Opinión

Aquellas misas de las familias

Fiesta de la Sagrada Familia en Colón.
photo_camera Fiesta de la Sagrada Familia en Colón.

Me recordaba ayer una compañera en estas lides periodísticas aquellos días, por estas fechas, en los que el cardenal Rouco era portada en los periódicos y la misa de las familias congregaba a un número no desdeñable de fieles en la plaza de Colón de Madrid.

Hay quien pueda pensar que esas misas formaban parte de la estrategia de la confrontación. Sinceramente creo que esa idea es más propia de quienes no digerían la libertad de los actos que de la realidad propositiva que conllevaban. La misa no puede ser un acto de confrontación, es un acto de sacralidad y comunión. Por lo tanto, lo propio de la expresión pública del cristianismo sería esa presencia elocuente del acto principal del amor que congrega, el banquete eucarístico al que todo el mundo está invitado y a nadie se rechaza. La misa del mundo. 

La verdad es que tenía ya amortizadas aquellas misas. Es decir, metidas en el libro de la historia. Pero no me parece mal la oportunidad para reflexionar sobre la presencia pública de la fe, sobre la respuesta que estamos dando a los retos que plantea el tiempo que vivimos.

En estos días pasados, y con motivo de la aprobación de la ley de eutanasia, leí un tuit en el que alguien decía que se ha aprobado una ley nefasta para la sociedad española sin la más mínima manifestación en contra en la calle. Tenemos el ejemplo de la ley de educación, también aprobada, en la que sí ha habido una respuesta social en la calle quizá porque hay intereses económicos directos en juego. Pero, ¿qué ha pasado con la eutanasia?

No se puede negar que ha habido declaraciones de la Conferencia Episcopal, tuits del secretario general para todas las causas. Tampoco es que hayan sido muchos los obispos que han escrito o se han movilizado. Y menos los grupos católicos, con la salvedad de la Asociación Católica de Propagandistas y su campaña Vividores, que ciertamente ruido ha hecho. Y los chicos de Hazte oír y compañía, para ser justos.

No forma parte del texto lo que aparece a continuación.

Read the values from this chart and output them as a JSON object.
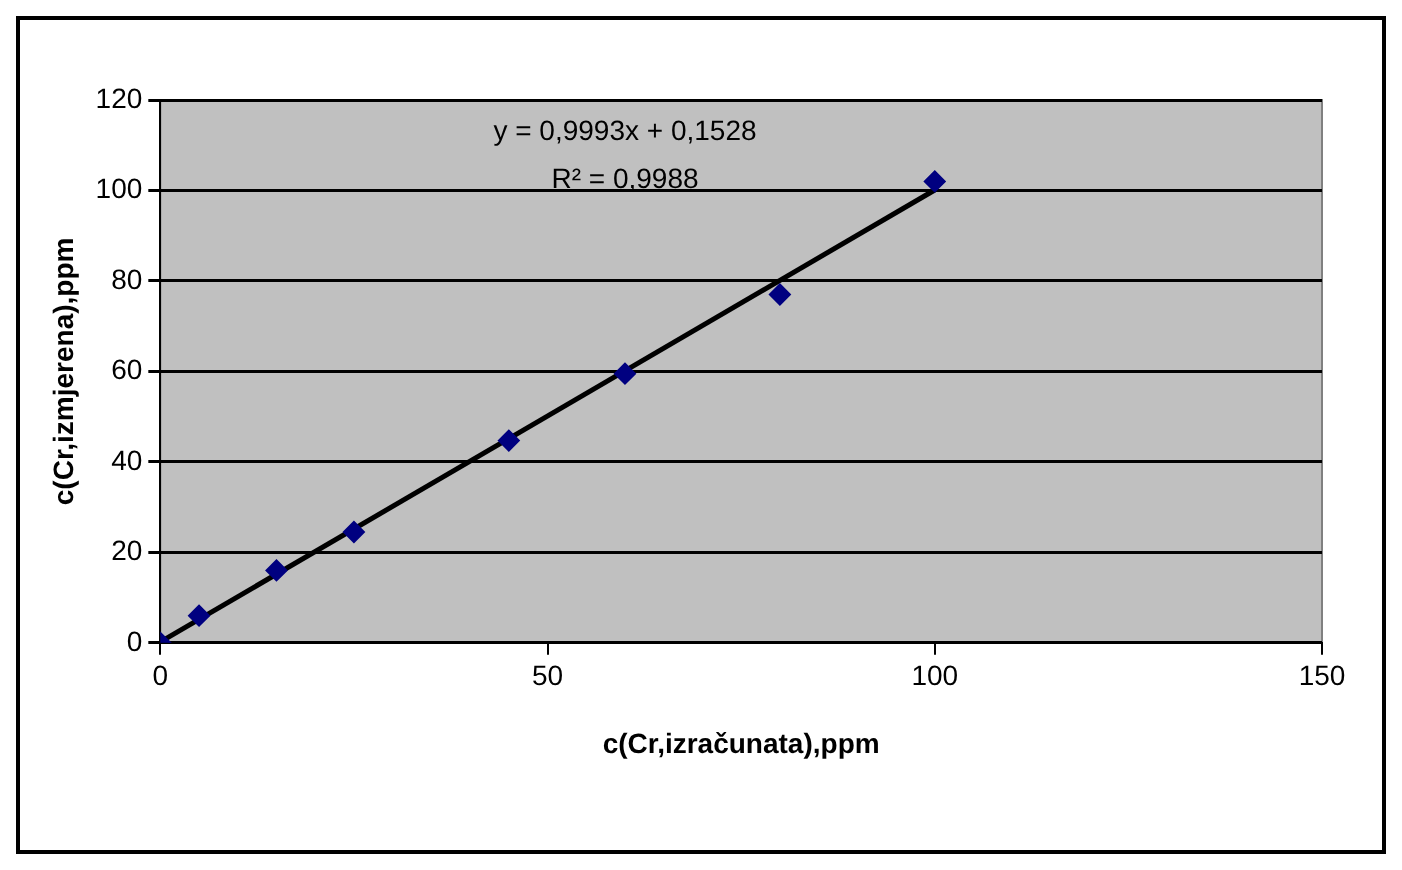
{
  "chart_data": {
    "type": "scatter",
    "xlabel": "c(Cr,izračunata),ppm",
    "ylabel": "c(Cr,izmjerena),ppm",
    "x": [
      0,
      5,
      15,
      25,
      45,
      60,
      80,
      100
    ],
    "series": [
      {
        "color": "#000080",
        "marker": "diamond",
        "values": [
          0,
          6,
          16,
          24.5,
          44.7,
          59.5,
          77,
          102
        ]
      },
      {
        "type": "line",
        "color": "#000000",
        "marker": "none",
        "x": [
          0,
          100
        ],
        "values": [
          0.2,
          100.1
        ]
      }
    ],
    "xlim": [
      0,
      150
    ],
    "xticks": [
      0,
      50,
      100,
      150
    ],
    "ylim": [
      0,
      120
    ],
    "yticks": [
      0,
      20,
      40,
      60,
      80,
      100,
      120
    ],
    "grid": "y",
    "legend": false,
    "annotations": [
      "y = 0,9993x + 0,1528",
      "R² = 0,9988"
    ]
  }
}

La ley de eutanasia, una legislación nefasta que lleva hasta las últimas consecuencias una conciencia sobre el sentido de la vida, se ha aprobado, por tanto, con solo algún silbido en contra. Y nada más. ¿Qué significa esto? ¿Acaso estamos en un tiempo en el que pensamos que las batallas morales están perdidas? ¿Acaso no existe una capacidad de respuesta pública ante lo que parece ser una conjura del mal, una constelación de legislaciones que van a acabar definitivamente con el sustrato ético de una sociedad?

No se trata solo de la protesta por la protesta. Ni de reivindicar la calle como el lugar de la revolución, idea propia históricamente de los marxismo. Se trata de tomar conciencia de que quienes piensan que ya no es posible el cambio de los modelos de Estado ahora apuestan por imponer el cambio de los modelos de sociedad.

Y que, como se puede comprobar por el pasado reciente, si algo tenían claro los cristianos en los países que se enfrentaron al comunismo histórico es que la Iglesia católica era la única salvaguarda que quedaba de los valores que emanan de esa dignidad de la persona, por ejemplo de la libertad y el respeto a la vida.

Pero parece que ahora estamos en un tiempo en el que se impone el silencio, y el griterío mediático que acalla el profetismo, también eclesial. Y que hay líderes eclesiásticos que han aceptado la proposición del contrario como suya.   Que conste que no es pesimismo, es constatación de una realidad que se percibe como avalancha.

Pero no desesperemos. Si algo significa la Navidad es esperanza en un tiempo nuevo.